Following code will cause exception:
string IDs = "";
IDs = IDs.Replace("", "");
Why?
It's right in the documentation for string.Replace(). If you try to replace with the "oldValue" parameter as an empty string, it throws an exception.
Exception Condition
ArgumentException oldValue is the empty string ("").
If you think about it, what are you actually trying to do when you try to find an empty string in another string and replace it with something? Conceptually it doesn't make sense.
Well, what do you expect?
You want to replace nothing with nothing? What exactly do you want to do?

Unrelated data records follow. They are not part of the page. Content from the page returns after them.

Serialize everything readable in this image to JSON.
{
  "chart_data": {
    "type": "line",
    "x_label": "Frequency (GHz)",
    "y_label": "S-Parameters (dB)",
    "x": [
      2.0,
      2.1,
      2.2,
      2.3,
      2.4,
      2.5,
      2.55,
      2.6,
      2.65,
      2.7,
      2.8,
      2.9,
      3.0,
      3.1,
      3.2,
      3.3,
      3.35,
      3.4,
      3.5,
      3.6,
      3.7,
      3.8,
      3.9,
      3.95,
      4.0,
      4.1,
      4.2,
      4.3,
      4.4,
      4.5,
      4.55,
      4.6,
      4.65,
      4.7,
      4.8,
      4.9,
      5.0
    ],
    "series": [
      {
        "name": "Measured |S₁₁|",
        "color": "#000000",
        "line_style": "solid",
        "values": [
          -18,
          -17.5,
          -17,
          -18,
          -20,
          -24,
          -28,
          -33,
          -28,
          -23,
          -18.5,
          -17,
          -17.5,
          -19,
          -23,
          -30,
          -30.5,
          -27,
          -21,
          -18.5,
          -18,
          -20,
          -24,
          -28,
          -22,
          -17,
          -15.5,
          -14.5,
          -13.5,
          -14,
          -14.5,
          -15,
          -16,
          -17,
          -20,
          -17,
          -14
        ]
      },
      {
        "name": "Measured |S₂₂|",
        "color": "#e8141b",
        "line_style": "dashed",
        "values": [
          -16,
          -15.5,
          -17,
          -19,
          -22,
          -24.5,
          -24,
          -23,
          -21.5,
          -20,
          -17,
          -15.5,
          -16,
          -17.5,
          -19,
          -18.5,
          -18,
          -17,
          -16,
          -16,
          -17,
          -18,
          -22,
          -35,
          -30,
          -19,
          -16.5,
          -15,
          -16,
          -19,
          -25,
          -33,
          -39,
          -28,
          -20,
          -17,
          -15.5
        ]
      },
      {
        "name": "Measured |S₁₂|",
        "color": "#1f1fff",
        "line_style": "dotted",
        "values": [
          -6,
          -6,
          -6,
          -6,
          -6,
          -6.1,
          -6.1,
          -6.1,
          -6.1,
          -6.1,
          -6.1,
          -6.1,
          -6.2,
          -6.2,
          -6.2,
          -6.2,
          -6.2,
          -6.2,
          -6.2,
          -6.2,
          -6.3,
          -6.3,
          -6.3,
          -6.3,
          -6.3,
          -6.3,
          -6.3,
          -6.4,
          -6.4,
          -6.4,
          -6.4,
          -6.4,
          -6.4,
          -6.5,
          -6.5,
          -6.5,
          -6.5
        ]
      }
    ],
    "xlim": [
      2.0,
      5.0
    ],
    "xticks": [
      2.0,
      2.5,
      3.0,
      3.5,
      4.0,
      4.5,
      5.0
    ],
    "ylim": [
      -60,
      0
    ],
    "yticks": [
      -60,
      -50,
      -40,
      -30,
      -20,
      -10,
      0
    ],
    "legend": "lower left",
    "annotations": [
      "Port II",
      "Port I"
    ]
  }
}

Let's say the old string was "ABC", what would you want it to be after your call to Replace?
In this particular case, the exception thrown is an ArgumentException, and the text of it is that "String cannot be of zero length".
So, the criteria of calling the .Replace method is that what you want to replace is not a string without contents.
Let's check the documentation of String.Replace(String, String):
Under Exceptions it says:
ArgumentNullException, if oldValue is a null reference (Nothing in Visual Basic).
or
ArgumentException, if oldValue is the empty string ("").
So everything is behaving like expected.
The reason for this is that conceptually, every string contains an infinite number of empty strings at the start, at the end, and between characters. (This is why foo.IndexOf("") will always return 0 for any string foo.) Replacing all the infinite amount of empty strings with something else makes no sense as an operation.